In other words, for the majority of young boys who say they are really girls, the desire to be a girl is just a phase. For such boys, allowing the boy to present himself as a girl will be a major stumbling block on his road to becoming a man (whether a gay man or a straight man)…

The most common outcome for the five-year-old boy or eight-year-old boy who says that he is really a girl, twenty tears down the road is a boy who grows up to be a gay man… Most five-year-olds, and even most eight-year-olds, have little sense of their own sexual orientation prior to the onset of puberty. Many kids in that age group, when presented with the facts of life, just pronounce it all to be “yucky.” Heterosexual intimacy and homosexual intimacy seem equally strange, and repellent, to many prepubescent kids.
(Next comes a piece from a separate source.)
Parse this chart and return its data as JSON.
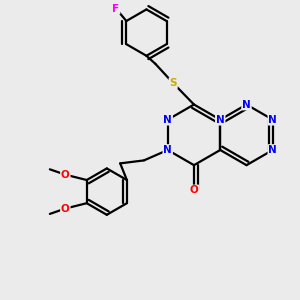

So it’s very difficult for that eight-year-old boy who loves to dress up as a princess, who believes himself to be a girl, to know whether he might grow up to be a gay man and feel right as a gay man. Being a girl may seem more real and more comprehensible.


Leonard Sax – Why Gender Matters p.261

Why Gender Matters p.259

The transgender activists seem to be motivated not primarily by data or research but by a belief: the belief that transgender is a normal variation.  If that’s true – if being transgender is a normal variation, just like being left-handed – then any effort to align a patient’s gender identify with their biological sex would clearly be misguided, just as trying to make a left-handed person write with their right hand is misguided.

But transgender is not a normal variation. People with normal variations such as left-handedness do not require any professional intervention. But a transgender individual will require treatment with sex hormones and perhaps even sex-reassignment surgery in order to live in the other-sex role. Left-handed people don’t need prescription medications or surgical intervention in order to live as left-handed people. But a transgender individual will need lifelong treatment with cross-sex hormones in order to pass as a member of the other sex.

Prior to 1942, prescription female hormones were not available. And without prescription hormones, an adult male wearing a dress looks like. . .  a man in a dress. The modern conception of transgender – the notion that a child born male can, as an adult, be made to look like a woman and “pass” as a woman – rests on the ready availability of intervention such as electrolysis, plastic surgery, and prescription hormones. It is as much a creation of the modern world as the telephone and the digital computer.